Gaza reconstruction costs estimated at $71.4 billion, UN and EU announce

Gaza reconstruction estimated at $71.4 billion, UN and EU say

UN and EU say Gaza reconstruction will cost $71.4 billion over 10 years; $26.3 billion is required in 18 months to restore services, housing and trade.

The United Nations and the European Union released a joint estimate on Monday placing the total cost of Gaza reconstruction at $71.4 billion over the next decade, a figure drawn from a rapid damage and needs assessment conducted with the World Bank. The report says $26.3 billion must be mobilised within the first 18 months to restore basic services, rebuild critical infrastructure and support immediate economic recovery. The announcement underscores the scale of destruction across housing, health, education, trade and agriculture, and the need for reconstruction to proceed alongside ongoing humanitarian efforts.

UN-EU estimate and funding timeline

The joint assessment breaks the $71.4 billion figure into immediate and long-term needs, calling for rapid disbursement of $26.3 billion during the 18 months following the assessment. This initial tranche is intended to restore essential public services and reconstruct key infrastructure to stabilise daily life and enable wider recovery. The full $71.4 billion is projected to cover recovery, reconstruction and economic revitalisation across a 10-year horizon.

Recorded physical damage and economic loss

The report places direct physical damage to infrastructure at about $35.2 billion and economic and social losses at $22.7 billion. Housing bears a substantial share of the physical toll, with the assessment recording 371,888 dwellings destroyed or damaged. The combined figures illustrate both the immediate reconstruction burden and longer-term economic recovery needs that will follow the initial rebuilding phase.

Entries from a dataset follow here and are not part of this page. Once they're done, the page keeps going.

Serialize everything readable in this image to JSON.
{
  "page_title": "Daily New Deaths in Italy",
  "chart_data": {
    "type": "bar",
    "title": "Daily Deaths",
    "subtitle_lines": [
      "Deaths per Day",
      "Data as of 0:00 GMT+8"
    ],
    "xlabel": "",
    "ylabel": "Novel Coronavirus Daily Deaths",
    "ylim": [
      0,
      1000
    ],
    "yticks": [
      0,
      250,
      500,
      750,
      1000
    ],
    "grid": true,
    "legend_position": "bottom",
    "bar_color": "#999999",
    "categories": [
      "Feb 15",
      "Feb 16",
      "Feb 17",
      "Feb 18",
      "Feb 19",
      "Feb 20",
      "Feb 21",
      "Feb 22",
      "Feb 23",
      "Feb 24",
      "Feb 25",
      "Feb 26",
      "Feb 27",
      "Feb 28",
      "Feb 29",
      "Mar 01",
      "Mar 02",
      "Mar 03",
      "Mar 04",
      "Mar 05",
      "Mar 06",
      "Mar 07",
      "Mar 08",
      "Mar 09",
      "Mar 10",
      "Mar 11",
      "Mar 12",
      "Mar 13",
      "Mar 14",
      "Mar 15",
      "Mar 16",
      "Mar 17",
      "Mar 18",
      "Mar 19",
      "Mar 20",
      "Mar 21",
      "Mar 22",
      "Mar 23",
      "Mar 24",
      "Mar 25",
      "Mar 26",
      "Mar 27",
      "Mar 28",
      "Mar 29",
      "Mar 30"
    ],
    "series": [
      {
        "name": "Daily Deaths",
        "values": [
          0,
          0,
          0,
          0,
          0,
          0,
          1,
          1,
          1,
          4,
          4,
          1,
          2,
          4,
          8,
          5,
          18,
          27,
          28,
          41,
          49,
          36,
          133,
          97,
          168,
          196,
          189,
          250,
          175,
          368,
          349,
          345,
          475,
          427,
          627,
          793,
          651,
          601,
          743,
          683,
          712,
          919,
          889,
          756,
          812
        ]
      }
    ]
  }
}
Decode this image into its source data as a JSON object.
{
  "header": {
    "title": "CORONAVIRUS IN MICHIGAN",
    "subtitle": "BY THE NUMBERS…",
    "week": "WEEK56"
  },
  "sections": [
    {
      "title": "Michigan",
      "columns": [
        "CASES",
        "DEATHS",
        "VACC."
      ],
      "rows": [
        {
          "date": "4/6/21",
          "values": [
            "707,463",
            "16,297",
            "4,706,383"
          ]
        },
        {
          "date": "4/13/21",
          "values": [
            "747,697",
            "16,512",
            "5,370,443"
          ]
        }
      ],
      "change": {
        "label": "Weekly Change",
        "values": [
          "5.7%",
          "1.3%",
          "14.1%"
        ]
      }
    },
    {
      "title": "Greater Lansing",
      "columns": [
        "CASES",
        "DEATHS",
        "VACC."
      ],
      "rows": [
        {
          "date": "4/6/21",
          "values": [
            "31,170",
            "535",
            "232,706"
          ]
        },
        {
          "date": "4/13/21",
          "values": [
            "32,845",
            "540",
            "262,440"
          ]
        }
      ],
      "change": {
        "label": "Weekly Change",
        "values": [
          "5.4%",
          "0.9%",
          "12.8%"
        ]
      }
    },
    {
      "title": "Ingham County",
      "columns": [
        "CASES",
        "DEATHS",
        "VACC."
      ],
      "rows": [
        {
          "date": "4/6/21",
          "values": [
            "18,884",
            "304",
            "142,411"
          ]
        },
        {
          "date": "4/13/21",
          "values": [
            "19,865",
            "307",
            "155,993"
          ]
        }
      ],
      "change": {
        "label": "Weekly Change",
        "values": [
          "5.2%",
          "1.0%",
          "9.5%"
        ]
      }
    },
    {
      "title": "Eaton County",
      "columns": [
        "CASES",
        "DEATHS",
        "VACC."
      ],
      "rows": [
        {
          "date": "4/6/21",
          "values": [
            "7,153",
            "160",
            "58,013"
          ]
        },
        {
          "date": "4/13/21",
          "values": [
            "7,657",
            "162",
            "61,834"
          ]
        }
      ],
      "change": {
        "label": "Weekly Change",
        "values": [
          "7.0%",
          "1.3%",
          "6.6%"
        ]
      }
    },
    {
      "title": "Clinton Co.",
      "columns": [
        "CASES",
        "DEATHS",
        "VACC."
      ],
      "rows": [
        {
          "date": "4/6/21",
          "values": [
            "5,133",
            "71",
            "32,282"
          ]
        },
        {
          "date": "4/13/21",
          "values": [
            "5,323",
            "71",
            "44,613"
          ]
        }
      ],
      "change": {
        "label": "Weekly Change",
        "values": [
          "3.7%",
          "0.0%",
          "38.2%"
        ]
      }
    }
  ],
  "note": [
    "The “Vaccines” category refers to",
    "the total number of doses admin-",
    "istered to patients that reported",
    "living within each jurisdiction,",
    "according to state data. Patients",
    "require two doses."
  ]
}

Human impact: displacement, services and education

According to the assessment, roughly 1.9 million people have been displaced, many multiple times, and more than 60 percent of the population has lost their homes. More than half of healthcare facilities have been rendered non-operational, and nearly all schools sustained damage or destruction, sharply limiting access to health care and education. The collapse of services and shelter has compounded humanitarian needs and intensified pressure on neighbouring areas and aid agencies.

Economic contraction and development setback

The assessment estimates the Gaza economy contracted by 84 percent, a collapse that has dramatically reversed decades of human development progress. Analysts cited in the report argue that the cumulative impact on livelihoods, food security and social inclusion has set back human development in Gaza by an estimated 77 years. Restoring economic activity and social services will therefore be essential not just for rebuilding infrastructure but for reversing deep social and developmental losses.

Conditions for successful reconstruction

The joint statement stresses that reconstruction cannot succeed without a set of enabling conditions, including a durable ceasefire, adequate security, unfettered humanitarian access and the immediate restoration of core public services. Freedom of movement for people, goods and construction materials between Gaza and the West Bank is listed as a critical requirement to allow materials, labour and commercial activity to resume. The assessment warns that without these conditions the recovery and reconstruction process will face severe impediments and likely fail to meet urgent needs.

Governance and Palestinian leadership in rebuilding

The report emphasises that Palestinians must take the lead in managing the reconstruction process, with programmes aligned to Security Council guidance and international commitments. It calls for coordination mechanisms that ensure Palestinian ownership of planning and implementation while drawing on international financing and technical support. Donor coordination and transparency are presented as prerequisites for effective allocation of funds and for building durable local institutions.

International and regional actors will face complex political, logistical and financing challenges as they respond to the report’s call for unprecedented investment in Gaza. The scale of the required funding, the need for parallel humanitarian and reconstruction operations, and the security conditions on the ground will test the ability of states and multilateral organisations to deliver quickly and at scale. Donors will also be pressed to balance immediate relief with long-term reconstruction that promotes resilience and economic opportunity.

The assessment frames reconstruction as both an urgent humanitarian necessity and a long-term development endeavour, requiring sustained engagement over a decade. Restoring homes, hospitals, schools and markets will be a multi-year effort that must be sequenced with social protection, livelihoods programming and institution-building. Success will depend on meeting the enabling conditions outlined in the report and on ensuring that reconstruction supports recovery that is locally led, transparent and inclusive.

Long-term recovery will also require sustained private-sector engagement and regional trade restoration to rebuild livelihoods and tax bases. Rebuilding agriculture, trade links and small and medium enterprises is essential to revive employment and food security. International financing instruments, concessional loans and grants will need to be structured to support both infrastructure and the revival of productive sectors.

The UN-EU assessment provides a detailed costing and a roadmap for immediate and phased reconstruction, but it also issues a clear warning: without security, humanitarian access and Palestinian leadership, neither recovery nor reconstruction will succeed. The coming months will test the international community’s capacity to translate the report’s figures and conditions into tangible financing and deliverable projects that reach the populations most in need.